Algumas considerações

Neste capítulo, procurei percorrer as múltiplas trilhas que me revelassem maiores detalhes sobre as relações sociais que cercam o migrante em sua jornada. Ao me propor a listar os atores a quem ele dá maior proeminência em seu discurso, procurei seguir as observações de De Fina (2000) e os dividi em dois grupos com base em seus laços de pertencimento ao segmento étnico brasileiro e os de fora dele. Dentro dessas classificações, os migrantes apresentam um rol de atores variados, como família, amigos, brasileiros em geral no exterior, oficiais de migração, estrangeiros membros do grupo majoritário dos países alvos e outras minorias étnicas.

As análises empreendidas com o apoio do referencial teórico sobre transitividade (Halliday e Matthiessen, 2004) e representação de atores sociais (van Leeuwen, 1996) demonstraram os tipos de papéis e significados que desempenham esses atores em suas relações no mundo do migrante. Assim, foi possível identificar as tensões que permeiam

suas relações desde a decisão de ida pra o exterior, sua chegada, e principalmente na lida diária do trabalho, que se revelou um palco importante da sua representação.
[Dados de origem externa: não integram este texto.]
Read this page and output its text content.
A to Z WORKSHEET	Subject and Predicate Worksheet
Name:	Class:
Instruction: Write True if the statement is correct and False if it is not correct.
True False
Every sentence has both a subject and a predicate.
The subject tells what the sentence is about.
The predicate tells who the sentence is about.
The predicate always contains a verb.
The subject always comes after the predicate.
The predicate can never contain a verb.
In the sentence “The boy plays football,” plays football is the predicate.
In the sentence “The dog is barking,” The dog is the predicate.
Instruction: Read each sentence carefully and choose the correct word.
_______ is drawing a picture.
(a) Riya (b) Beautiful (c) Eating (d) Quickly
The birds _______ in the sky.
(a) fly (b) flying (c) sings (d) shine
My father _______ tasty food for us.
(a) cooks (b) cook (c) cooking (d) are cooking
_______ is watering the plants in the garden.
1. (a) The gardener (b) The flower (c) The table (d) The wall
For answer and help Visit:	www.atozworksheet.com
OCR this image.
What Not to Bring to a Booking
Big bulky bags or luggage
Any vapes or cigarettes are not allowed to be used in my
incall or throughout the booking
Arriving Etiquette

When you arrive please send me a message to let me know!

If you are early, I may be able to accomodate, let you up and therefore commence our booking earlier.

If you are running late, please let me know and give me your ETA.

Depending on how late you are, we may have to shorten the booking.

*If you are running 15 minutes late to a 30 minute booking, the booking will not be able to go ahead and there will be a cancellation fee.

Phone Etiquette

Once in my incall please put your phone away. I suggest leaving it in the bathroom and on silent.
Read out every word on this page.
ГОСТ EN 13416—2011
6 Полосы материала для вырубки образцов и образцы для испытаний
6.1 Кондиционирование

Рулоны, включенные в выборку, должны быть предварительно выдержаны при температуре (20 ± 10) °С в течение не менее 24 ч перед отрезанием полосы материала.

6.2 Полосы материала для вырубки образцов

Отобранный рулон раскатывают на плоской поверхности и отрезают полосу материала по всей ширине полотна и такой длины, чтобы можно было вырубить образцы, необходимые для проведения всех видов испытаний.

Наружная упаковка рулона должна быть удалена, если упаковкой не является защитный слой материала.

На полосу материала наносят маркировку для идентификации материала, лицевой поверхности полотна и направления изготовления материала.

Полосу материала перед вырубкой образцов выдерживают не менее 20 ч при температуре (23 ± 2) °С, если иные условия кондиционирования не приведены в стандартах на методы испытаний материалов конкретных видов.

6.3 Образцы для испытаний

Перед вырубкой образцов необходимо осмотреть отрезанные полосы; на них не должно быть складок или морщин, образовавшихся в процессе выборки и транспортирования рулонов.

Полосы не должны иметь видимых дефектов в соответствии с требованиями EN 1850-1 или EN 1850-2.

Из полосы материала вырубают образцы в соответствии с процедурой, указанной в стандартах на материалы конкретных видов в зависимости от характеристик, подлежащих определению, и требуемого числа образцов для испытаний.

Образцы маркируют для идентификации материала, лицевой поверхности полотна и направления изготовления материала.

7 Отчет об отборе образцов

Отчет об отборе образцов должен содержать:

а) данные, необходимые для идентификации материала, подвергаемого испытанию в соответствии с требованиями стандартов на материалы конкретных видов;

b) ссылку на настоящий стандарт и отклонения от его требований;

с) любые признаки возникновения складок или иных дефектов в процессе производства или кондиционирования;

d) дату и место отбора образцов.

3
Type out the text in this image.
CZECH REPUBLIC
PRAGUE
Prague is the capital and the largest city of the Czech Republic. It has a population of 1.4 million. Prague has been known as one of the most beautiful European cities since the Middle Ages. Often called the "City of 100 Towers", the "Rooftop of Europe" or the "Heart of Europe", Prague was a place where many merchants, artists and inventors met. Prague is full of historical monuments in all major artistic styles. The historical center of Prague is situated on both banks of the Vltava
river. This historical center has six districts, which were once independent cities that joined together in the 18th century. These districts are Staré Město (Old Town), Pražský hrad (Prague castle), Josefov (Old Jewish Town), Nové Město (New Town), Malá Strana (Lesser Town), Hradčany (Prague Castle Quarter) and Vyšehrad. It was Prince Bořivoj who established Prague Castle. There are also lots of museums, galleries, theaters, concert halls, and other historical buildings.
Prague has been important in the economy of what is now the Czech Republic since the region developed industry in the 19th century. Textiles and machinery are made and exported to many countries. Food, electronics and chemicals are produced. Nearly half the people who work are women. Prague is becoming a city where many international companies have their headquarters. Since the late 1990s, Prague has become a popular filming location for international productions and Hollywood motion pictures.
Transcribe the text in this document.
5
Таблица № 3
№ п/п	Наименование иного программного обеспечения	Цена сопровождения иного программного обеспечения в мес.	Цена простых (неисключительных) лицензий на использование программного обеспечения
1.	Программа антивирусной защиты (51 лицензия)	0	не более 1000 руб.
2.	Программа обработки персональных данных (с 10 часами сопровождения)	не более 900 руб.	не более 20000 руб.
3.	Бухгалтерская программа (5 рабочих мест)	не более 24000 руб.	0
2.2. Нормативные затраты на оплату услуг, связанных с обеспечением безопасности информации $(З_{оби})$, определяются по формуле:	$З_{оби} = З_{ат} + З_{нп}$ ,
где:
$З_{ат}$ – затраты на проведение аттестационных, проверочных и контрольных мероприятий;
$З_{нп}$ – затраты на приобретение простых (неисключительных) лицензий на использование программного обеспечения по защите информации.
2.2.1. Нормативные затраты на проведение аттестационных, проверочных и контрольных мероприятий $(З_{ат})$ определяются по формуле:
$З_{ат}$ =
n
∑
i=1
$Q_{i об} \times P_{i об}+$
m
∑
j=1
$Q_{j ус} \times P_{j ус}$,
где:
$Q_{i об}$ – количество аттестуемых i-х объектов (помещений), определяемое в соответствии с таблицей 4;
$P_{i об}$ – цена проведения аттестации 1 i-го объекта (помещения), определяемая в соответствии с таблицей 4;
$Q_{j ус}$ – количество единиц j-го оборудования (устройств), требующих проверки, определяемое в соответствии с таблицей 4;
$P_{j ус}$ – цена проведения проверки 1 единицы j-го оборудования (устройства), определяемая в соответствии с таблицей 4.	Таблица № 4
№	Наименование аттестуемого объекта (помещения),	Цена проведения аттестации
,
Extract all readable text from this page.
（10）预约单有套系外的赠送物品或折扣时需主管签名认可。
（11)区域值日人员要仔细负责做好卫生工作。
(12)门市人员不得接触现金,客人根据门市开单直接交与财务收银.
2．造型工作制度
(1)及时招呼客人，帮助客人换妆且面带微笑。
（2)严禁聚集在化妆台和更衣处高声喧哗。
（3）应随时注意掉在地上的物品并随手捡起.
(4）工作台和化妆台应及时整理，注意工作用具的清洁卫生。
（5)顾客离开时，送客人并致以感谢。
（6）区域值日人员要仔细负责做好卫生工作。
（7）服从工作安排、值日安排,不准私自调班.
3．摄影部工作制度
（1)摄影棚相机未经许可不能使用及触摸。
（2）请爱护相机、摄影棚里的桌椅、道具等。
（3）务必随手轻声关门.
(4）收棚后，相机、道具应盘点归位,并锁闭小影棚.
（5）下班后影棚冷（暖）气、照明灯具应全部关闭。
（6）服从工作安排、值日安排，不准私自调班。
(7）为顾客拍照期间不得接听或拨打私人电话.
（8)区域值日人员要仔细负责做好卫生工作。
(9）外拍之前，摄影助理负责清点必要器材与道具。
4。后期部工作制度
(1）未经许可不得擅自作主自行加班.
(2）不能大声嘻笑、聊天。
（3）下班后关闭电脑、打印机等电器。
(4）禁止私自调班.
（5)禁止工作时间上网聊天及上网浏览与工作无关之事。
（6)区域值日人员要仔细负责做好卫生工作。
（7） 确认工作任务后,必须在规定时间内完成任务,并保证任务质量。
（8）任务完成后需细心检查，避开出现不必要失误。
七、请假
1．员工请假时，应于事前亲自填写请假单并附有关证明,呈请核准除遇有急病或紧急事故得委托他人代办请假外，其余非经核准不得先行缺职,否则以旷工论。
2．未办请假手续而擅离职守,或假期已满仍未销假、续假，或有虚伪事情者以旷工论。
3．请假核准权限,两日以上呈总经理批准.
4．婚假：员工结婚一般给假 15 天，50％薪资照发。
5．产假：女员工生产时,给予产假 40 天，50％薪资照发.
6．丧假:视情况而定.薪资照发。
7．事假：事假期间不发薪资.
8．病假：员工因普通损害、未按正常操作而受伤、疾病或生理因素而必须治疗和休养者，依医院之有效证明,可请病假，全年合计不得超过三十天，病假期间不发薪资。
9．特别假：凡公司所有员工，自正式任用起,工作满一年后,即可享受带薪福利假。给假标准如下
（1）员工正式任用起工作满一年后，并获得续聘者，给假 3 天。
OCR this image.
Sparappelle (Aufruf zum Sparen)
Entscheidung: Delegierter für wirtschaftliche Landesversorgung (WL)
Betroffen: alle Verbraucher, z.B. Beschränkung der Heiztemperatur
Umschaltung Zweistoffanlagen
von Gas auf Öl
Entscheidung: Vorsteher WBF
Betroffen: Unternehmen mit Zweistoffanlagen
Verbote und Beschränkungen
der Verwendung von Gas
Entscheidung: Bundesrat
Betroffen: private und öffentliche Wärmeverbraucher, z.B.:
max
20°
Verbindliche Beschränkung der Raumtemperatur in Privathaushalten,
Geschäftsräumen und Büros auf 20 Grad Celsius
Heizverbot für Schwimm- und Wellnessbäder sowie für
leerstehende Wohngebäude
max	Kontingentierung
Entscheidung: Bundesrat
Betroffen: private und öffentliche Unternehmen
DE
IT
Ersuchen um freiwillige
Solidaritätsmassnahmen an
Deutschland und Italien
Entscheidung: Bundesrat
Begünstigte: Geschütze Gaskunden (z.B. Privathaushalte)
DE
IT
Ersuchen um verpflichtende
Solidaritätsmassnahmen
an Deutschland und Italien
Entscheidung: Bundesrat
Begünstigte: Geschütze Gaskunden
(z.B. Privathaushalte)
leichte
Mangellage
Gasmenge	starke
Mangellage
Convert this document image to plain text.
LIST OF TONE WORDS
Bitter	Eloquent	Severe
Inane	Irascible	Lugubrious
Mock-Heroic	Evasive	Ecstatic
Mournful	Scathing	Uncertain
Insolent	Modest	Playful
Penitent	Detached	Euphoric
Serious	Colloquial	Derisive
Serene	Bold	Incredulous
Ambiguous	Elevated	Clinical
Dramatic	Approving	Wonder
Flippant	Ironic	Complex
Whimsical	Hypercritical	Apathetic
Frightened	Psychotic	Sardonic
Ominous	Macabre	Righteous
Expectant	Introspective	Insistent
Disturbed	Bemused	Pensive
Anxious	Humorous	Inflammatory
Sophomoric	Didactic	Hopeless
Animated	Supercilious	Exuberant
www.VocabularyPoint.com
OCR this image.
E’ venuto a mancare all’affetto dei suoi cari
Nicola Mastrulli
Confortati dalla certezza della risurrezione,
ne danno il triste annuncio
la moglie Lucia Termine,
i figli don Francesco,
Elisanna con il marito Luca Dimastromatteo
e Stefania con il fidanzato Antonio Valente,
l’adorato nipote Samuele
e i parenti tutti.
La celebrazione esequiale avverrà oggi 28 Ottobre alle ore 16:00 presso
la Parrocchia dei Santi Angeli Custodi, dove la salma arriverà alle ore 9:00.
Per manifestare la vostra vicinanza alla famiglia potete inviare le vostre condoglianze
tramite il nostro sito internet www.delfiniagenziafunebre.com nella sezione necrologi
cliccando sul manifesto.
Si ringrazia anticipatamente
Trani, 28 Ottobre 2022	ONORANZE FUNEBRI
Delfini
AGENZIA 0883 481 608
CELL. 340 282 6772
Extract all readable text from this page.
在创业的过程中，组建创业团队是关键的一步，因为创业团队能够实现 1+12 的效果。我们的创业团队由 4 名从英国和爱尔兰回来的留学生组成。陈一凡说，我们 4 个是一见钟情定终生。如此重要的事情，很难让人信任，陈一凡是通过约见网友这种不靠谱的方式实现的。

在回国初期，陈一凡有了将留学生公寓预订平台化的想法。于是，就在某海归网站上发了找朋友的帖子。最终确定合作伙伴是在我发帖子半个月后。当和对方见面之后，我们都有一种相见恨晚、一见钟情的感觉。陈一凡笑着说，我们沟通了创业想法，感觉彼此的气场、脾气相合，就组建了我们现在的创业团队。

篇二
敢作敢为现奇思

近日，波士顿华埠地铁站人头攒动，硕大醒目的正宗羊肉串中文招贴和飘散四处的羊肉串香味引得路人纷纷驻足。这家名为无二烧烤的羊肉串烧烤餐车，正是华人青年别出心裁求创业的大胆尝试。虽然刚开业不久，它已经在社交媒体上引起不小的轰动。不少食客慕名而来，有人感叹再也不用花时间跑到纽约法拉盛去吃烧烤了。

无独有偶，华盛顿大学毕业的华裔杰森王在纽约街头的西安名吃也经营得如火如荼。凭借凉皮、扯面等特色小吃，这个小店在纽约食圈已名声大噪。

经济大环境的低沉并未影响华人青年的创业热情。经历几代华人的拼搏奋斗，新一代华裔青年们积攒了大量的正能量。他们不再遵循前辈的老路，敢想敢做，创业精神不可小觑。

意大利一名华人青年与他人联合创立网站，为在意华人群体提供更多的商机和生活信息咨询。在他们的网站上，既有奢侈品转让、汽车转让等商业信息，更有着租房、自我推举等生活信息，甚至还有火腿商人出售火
Os diferentes papéis que os atores desempenham nessas relações, constroem significados que vão influenciar a própria construção simbólica do migrante. Nesse sentido, uma das maiores evidências do capítulo é a de que, embora o ato de migrar demande um investimento pessoal que requer muita disposição, coragem, capacidade de lidar com toda sorte de adversidades, tudo agravado pela incapacidade de se comunicar na língua local, a despeito de todas essas provações que o migrante vence, na sua auto- avaliação, ele não se representa de forma a realçar essa agência. Ao contrário, no seu discurso, ficam latentes uma série de estigmas que constroem sua identidade com conotações subalternas.

Em sua narrativa, o migrante não se projeta como um forte, ao contrário, muito embora, em certos momentos ele avalie a sua jornada com atributos que a enaltecem, como uma “epopéia”, “uma experiência grandiosa”, ele atribui ao seu personagem um papel relativamente modesto. Essa é uma das principais evidências que se expressaram neste capítulo sobre a representação dos atores, seus papéis e identidades. Uma vez empreendida mais essa fase de análise, encaminho-me, agora, à parte final da análise, na qual procuro aproximar respostas a questões de cunho avaliativo presentes nas histórias de migração.